Selasa (30/9), sumber medis melaporkan sedikitnya 59 warga Palestina syahid dalam gempuran udara Israel di berbagai wilayah Jalur Gaza.
Tragedi memilukan terjadi di pusat distribusi bantuan di tengah Gaza, di mana 20 orang yang tengah menunggu bantuan justru menjadi sasaran. Di Kota Gaza, bom Israel menghantam sebuah apartemen dekat Rumah Sakit Syuhada al-Shifa, menyebabkan banyak luka. Sementara Rumah Sakit Al-Ma’madani mengonfirmasi dua korban syahid dan sejumlah luka-luka akibat serangan di lingkungan At-Tuffah, timur laut kota. Serangan lain di kamp pengungsi Asy-Syati juga menewaskan satu warga dan melukai beberapa lainnya.
Rumah Sakit Al-Awda mencatat 17 korban syahid dan lebih dari 30 luka-luka setelah pasukan pendudukan kembali menembaki warga yang tengah menunggu bantuan di koridor Netzarim.
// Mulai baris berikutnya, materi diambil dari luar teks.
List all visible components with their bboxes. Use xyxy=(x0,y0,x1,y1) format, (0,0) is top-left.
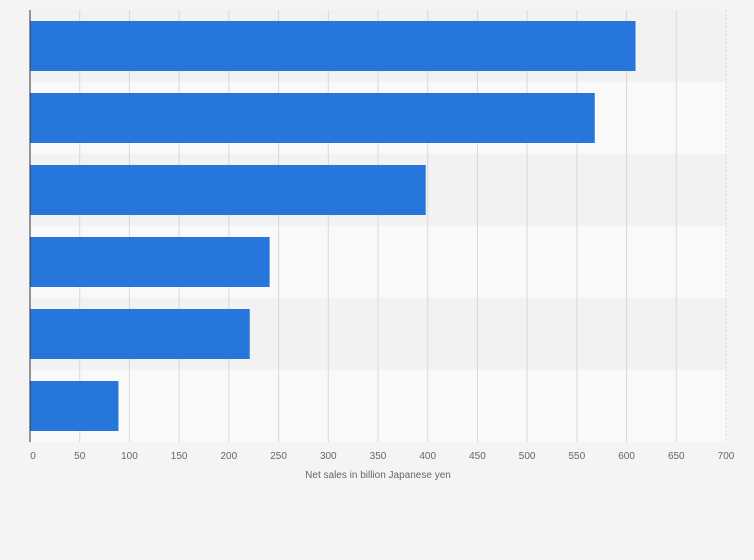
x-tick-label: 500 xyxy=(519,451,536,462)
x-tick-label: 600 xyxy=(618,451,635,462)
x-axis-title: Net sales in billion Japanese yen xyxy=(305,470,451,481)
x-tick-label: 700 xyxy=(718,451,735,462)
bars xyxy=(30,21,636,431)
x-tick-label: 250 xyxy=(270,451,287,462)
x-tick-label: 650 xyxy=(668,451,685,462)
x-tick-label: 50 xyxy=(74,451,86,462)
bar[interactable] xyxy=(30,21,636,71)
x-tick-label: 400 xyxy=(419,451,436,462)
x-axis-tick-labels: 0 50 100 150 200 250 300 350 400 450 500 550 600 650 7… xyxy=(30,451,735,462)
x-tick-label: 550 xyxy=(569,451,586,462)
x-tick-label: 450 xyxy=(469,451,486,462)
x-tick-label: 100 xyxy=(121,451,138,462)
gridlines xyxy=(79,10,727,442)
bar[interactable] xyxy=(30,93,595,143)
bar[interactable] xyxy=(30,381,119,431)
bar[interactable] xyxy=(30,309,250,359)
x-tick-label: 200 xyxy=(221,451,238,462)
bar[interactable] xyxy=(30,237,270,287)
x-tick-label: 300 xyxy=(320,451,337,462)
bar[interactable] xyxy=(30,165,426,215)
x-tick-label: 0 xyxy=(30,451,36,462)
x-tick-label: 150 xyxy=(171,451,188,462)
x-tick-label: 350 xyxy=(370,451,387,462)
Sejumlah korban dilaporkan kritis.
“Perang Lapar” Makin Nyata
Sejak 27 Mei lalu, Israel mengambil alih mekanisme distribusi bantuan melalui lembaga bernama Gaza Relief, yang oleh warga dijuluki “perangkap maut”.Berkali-kali, lokasi distribusi justru menjadi arena pembantaian: ribuan warga syahid dan luka-luka ketika menanti sekantong gandum atau makanan kaleng.
Di tengah krisis, Rumah Sakit Syuhada al-Shifa melaporkan seorang anak gugur akibat malnutrisi dan minimnya obat-obatan. Kementerian Kesehatan Gaza menegaskan, sudah 453 warga Palestina (termasuk 150 anak) syahid karena kelaparan dan kekurangan gizi.
Gaza Terkepung, Jalan Kehidupan Dirusak
Sementara itu, pasukan Israel mundur dari Jalan Al-Jalaa di pusat Kota Gaza, setelah kemarin malam sempat menduduki kawasan strategis itu. Persimpangan Az-Zaharna di jalan tersebut dikenal sebagai titik vital yang menghubungkan Gaza utara dan selatan, menjadi jalur utama ambulans dan suplai bantuan, meski kini hanya tersisa reruntuhan akibat agresi.
Sejak 16 September, militer Israel mengumumkan operasi darat besar-besaran dengan mengerahkan pasukan reguler dan cadangan dari Divisi 98, 162, dan 36. Rencana pendudukan penuh Gaza ini sejatinya sudah disetujui kabinet Israel sejak 8 Agustus lalu, dipimpin Perdana Menteri Benjamin Netanyahu, yang kini berstatus buronan Mahkamah Pidana Internasional atas tuduhan kejahatan perang.